**********************************************************************
*
*
* Einladung
*
*
*
* Informatik-Oberseminar
*
*
*
***********************************************************************
Zeit: Mittwoch, 12. Juni 2024, 09:30 Uhr
Ort: Raum 9222, E3, Informatikzentrum
Zoom: https://rwth.zoom-x.de/j/68743953886?pwd=HMUlqnO8qakacCpfazBAzKy8b222EK.1
Meeting-ID: 687 4395 3886
Kenncode: 183143
Referent: Christian Herold, M.Sc.; Lehrstuhl Informatik 6
Thema: Context-Aware Neural Machine Translation
Abstract:
Despite the known limitations, most automatic machine translation
(MT) systems today still operate on the sentence-level, ignoring
cross-sentence context information. This is, because considering
cross-sentence context leads to (i) exponentially increasing
complexity, (ii) limits us in terms of the available training
data, and (iii) sometimes even reduces translation quality on
general MT benchmarks. In this talk, we discuss our efforts to
combat these issues and to improve context-aware MT systems.

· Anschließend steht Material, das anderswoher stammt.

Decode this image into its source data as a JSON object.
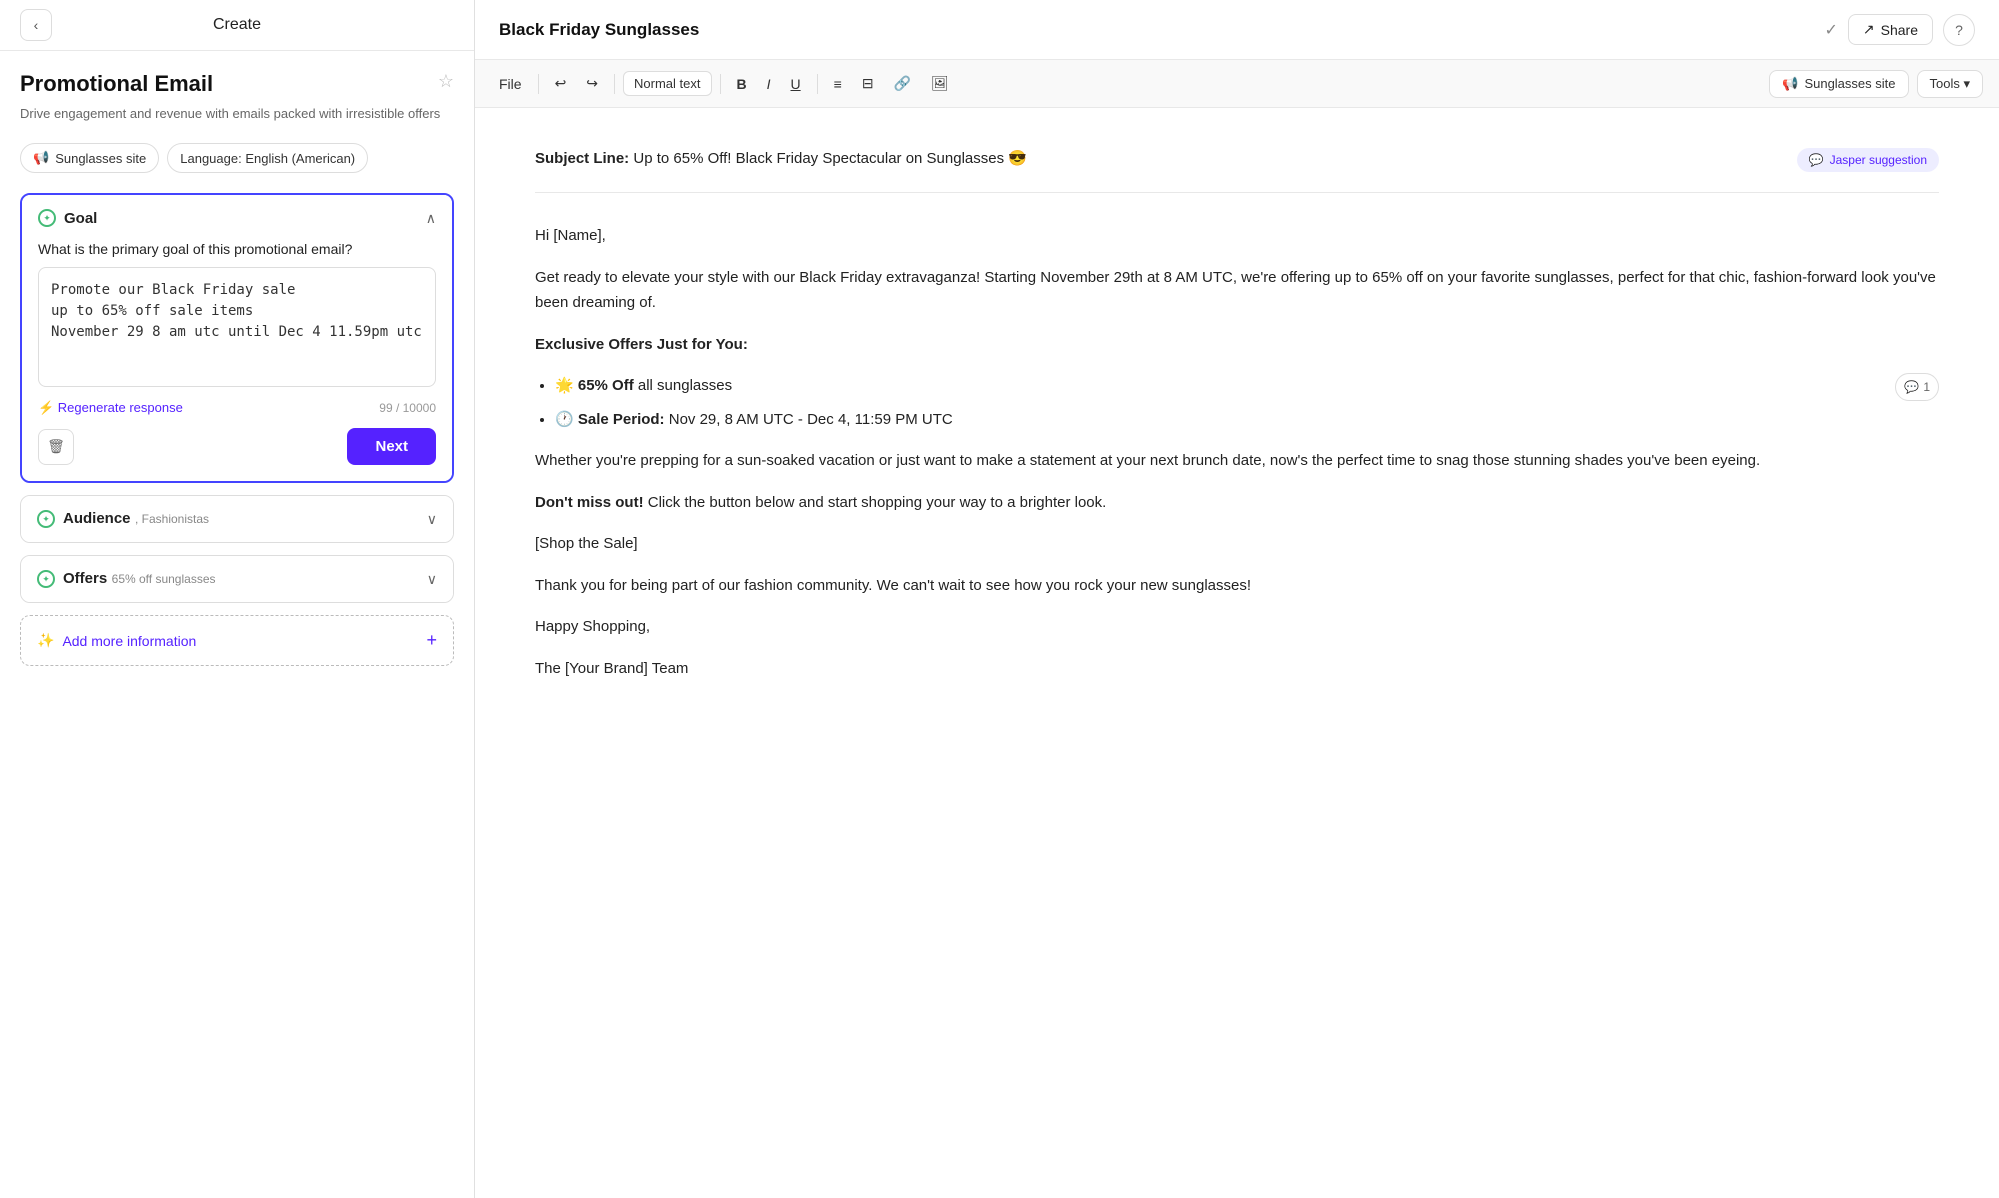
{
  "leftPanel": {
    "header": {
      "back_label": "‹",
      "title": "Create"
    },
    "promoTitle": "Promotional Email",
    "promoDesc": "Drive engagement and revenue with emails packed with irresistible offers",
    "tags": [
      {
        "id": "site",
        "icon": "📢",
        "label": "Sunglasses site"
      },
      {
        "id": "lang",
        "icon": "",
        "label": "Language: English (American)"
      }
    ],
    "goalSection": {
      "title": "Goal",
      "question": "What is the primary goal of this promotional email?",
      "textareaValue": "Promote our Black Friday sale\nup to 65% off sale items\nNovember 29 8 am utc until Dec 4 11.59pm utc",
      "charCount": "99 / 10000",
      "regenerateLabel": "⚡ Regenerate response",
      "nextLabel": "Next"
    },
    "audienceSection": {
      "title": "Audience",
      "subtitle": ", Fashionistas"
    },
    "offersSection": {
      "title": "Offers",
      "subtitle": "65% off sunglasses"
    },
    "addMore": {
      "label": "Add more information"
    }
  },
  "rightPanel": {
    "topbar": {
      "title": "Black Friday Sunglasses",
      "shareLabel": "Share",
      "toolsLabel": "Tools"
    },
    "toolbar": {
      "file": "File",
      "undo": "↩",
      "redo": "↪",
      "format": "Normal text",
      "bold": "B",
      "italic": "I",
      "underline": "U",
      "bulletList": "≡",
      "numberedList": "≡",
      "link": "🔗",
      "image": "🖼",
      "siteLabel": "Sunglasses site",
      "toolsLabel": "Tools ▾"
    },
    "editor": {
      "jasperBadge": "Jasper suggestion",
      "subjectLineLabel": "Subject Line:",
      "subjectLineText": "Up to 65% Off! Black Friday Spectacular on Sunglasses 😎",
      "greeting": "Hi [Name],",
      "para1": "Get ready to elevate your style with our Black Friday extravaganza! Starting November 29th at 8 AM UTC, we're offering up to 65% off on your favorite sunglasses, perfect for that chic, fashion-forward look you've been dreaming of.",
      "exclusiveHeading": "Exclusive Offers Just for You:",
      "offer1": "🌟 65% Off all sunglasses",
      "offer1bold": "65% Off",
      "offer2": "🕐 Sale Period: Nov 29, 8 AM UTC - Dec 4, 11:59 PM UTC",
      "offer2bold": "Sale Period:",
      "para2": "Whether you're prepping for a sun-soaked vacation or just want to make a statement at your next brunch date, now's the perfect time to snag those stunning shades you've been eyeing.",
      "dontMiss": "Don't miss out!",
      "para3tail": " Click the button below and start shopping your way to a brighter look.",
      "shopSale": "[Shop the Sale]",
      "para4": "Thank you for being part of our fashion community. We can't wait to see how you rock your new sunglasses!",
      "happyShopping": "Happy Shopping,",
      "signature": "The [Your Brand] Team",
      "commentCount": "1"
    }
  }
}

First, we discuss the different decoding strategies for
document-level MT and explain how constraining the model attention
can result in a more efficient translation system. Second, to
tackle the problem of scarce document-level training data, we
elaborate on our efforts to utilize monolingual document-level
data for MT. Finally, we discuss our efforts on data filtering for
MT, which can benefit both sentence- and document-level systems.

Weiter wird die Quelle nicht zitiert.